Zapatos nuevos

A medida que iban avanzando, la euforia por el nuevo envoltorio para sus pies iba desvaneciéndose, dando lugar a otras sensaciones no tan placenteras.

– Mama, me duelen los zapatos.

Su madre siguió mirando al frente, firme y determinada a llegar a su destino. El hijo le tiraba de su brazo, dificultando así su avance por aquel trazado llano, sin pérdida posible, pero a su vez de terreno desigual y cambiante.

– Mama, me duelen los zapatos.

– Te duelen los pies. Los zapatos te hacen daño en los pies.

El hijo se quedó un rato callado, cavilando sobre esa información. Cuando procesó todo el peso lingüístico de ésta, prosiguió con su causa cual manifestante frente a aquel que le priva de sus derechos.

– Mama, me duelen los… pies.

– Pues quítate los zapatos.

El niño, en vista de la escasa asistencia que le estaba siendo proporcionada, obedeciendo sin rechistar, se los quitó. Tuvo que hacerlo deprisa, pues su madre no se detuvo para esperarlo. Corrió hacia ella, ya que había abierto un buen hueco. Al alcanzarla, se dio cuenta de que se había producido otra variación sensorial. Mientras los costados de sus pies se sentían liberados y expandidos, como mucho más anchos de repente, las plantas sufrían cual devoto en penitencia.

– Mama, me estoy clavando las piedras del camino. También hay cristales. Me hacen daño.

Su madre permaneció impasible. El niño, al borde del llanto, no entendía nada. Así lo demostró con su siguiente demanda.

– Mama, llévame a coscoletas.

– Hijo, no puedo llevar el peso de las piedras, los cristales y el dolor del mundo a mis espaldas.
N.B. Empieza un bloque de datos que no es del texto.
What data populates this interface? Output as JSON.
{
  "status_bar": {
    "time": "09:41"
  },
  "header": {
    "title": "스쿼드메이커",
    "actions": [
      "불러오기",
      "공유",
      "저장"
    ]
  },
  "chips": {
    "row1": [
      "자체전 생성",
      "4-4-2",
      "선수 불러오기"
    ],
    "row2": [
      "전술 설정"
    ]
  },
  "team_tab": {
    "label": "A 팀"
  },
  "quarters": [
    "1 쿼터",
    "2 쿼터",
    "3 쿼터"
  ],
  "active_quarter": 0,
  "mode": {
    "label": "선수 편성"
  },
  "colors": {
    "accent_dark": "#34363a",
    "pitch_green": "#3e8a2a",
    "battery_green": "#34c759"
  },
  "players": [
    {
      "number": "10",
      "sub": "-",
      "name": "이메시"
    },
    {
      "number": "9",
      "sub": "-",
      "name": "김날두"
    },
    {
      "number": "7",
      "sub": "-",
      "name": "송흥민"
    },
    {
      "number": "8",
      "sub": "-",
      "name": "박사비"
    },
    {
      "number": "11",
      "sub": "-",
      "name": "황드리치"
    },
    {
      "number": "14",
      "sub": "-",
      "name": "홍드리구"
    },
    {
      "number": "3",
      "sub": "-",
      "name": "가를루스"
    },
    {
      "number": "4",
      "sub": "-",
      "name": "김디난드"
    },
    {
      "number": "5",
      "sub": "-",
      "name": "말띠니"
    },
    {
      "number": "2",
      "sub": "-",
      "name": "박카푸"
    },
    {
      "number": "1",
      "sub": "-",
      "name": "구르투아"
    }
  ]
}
Ni puedo ni debo.

A la soledad del camino, bien marcado por aquellos y aquellas que lo habían transitado tantas veces en el pasado, se le añadía el color del cielo. Era un color que no juzgaba, que transmitía paz al lanzarle una mirada acompañada por un suspiro dirigido hacia lo más alto. Hacía calor y no corría nada de aire. Aún así, tras uno de esos suspiros parecieron moverse las nubes.